Proceedings of the Third World Fisheries Congress: Feeding the World with Fish in the Next Millenium—The Balance between Production and Environment

Minimizing the Environmental Impacts of Fisheries Production: Is Fishing Technology Friend or Foe?

Steven J. Kennelly

doi: https://doi.org/10.47886/9781888569551.ch69

This paper is framed around the question in its title to highlight the changing roles that the field of fishing technology has played throughout history. From its humble beginnings at least 90,000 years ago, the perception of fishing technology changed from a major contributor to the development of civilization to a significant cause of overfishing and environmental damage. Most recently, these attitudes have changed again as technology has provided solutions to some of fishing’s most pressing environmental issues.

I provide a brief account of this history, beginning tens of thousands of years ago; move rapidly to the past 100 years or so, when the most significant changes occurred; and end with a discussion on where future challenges may lie.
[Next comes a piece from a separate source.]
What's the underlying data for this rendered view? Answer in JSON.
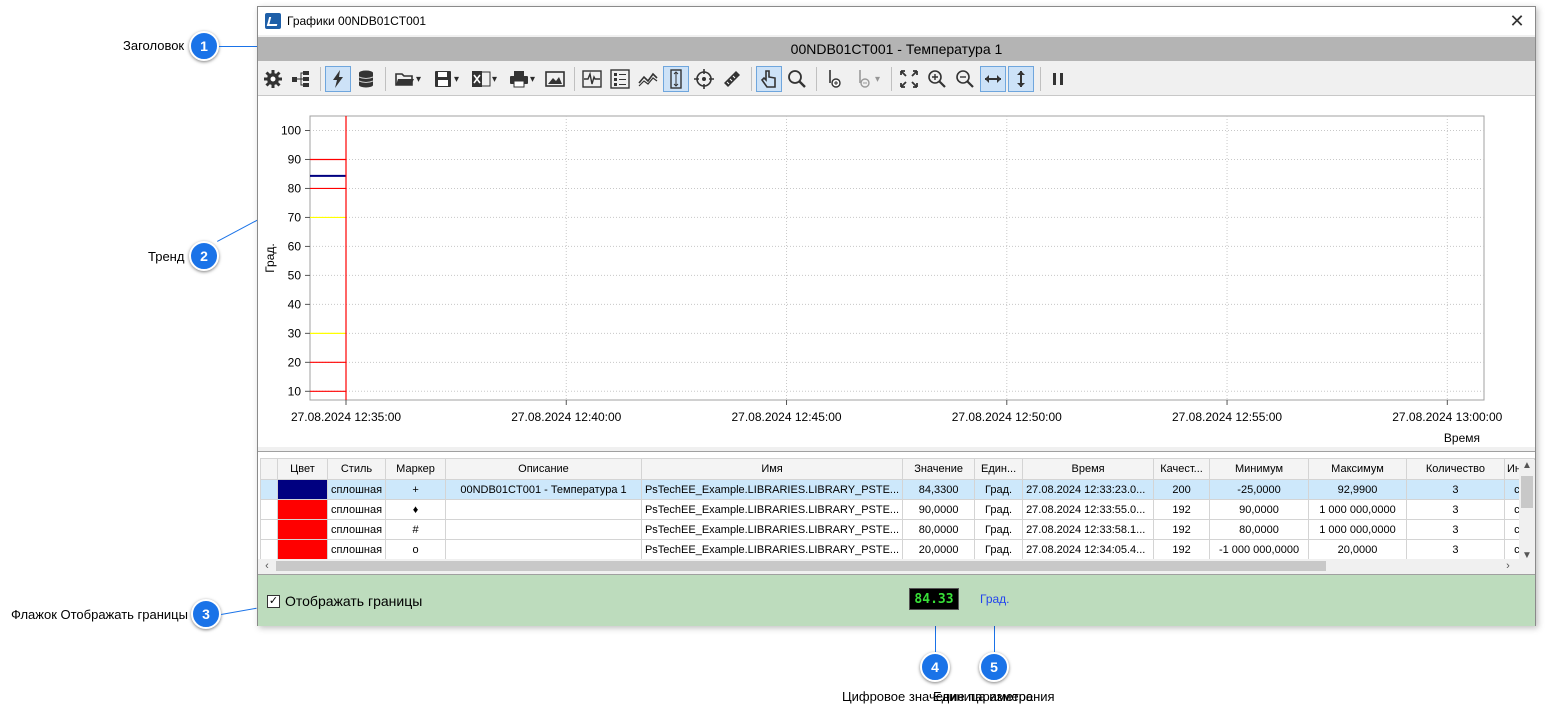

In 1998, I learned from Tony Pitcher about the archaeological work of Yellen et al. (1995), who found approximately 90,000-year-old barbed and unbarbed bone fragments along with the remains of large catfish in the Upper Semliki Valley, Zaire (Figure 1). These discoveries suggest that early Homo sapiens sapiens used harpoons to catch fish and mark the first known human use of fishing technology, no doubt regarded as a significant ally in the struggle for survival. The primary goal of fishing technology throughout prehistory (which was sustained for millennia) was to develop better and better techniques that would increase the quantity and diversity of fish landed, with little attention given to the impacts of the techniques on the stocks exploited or on the environment.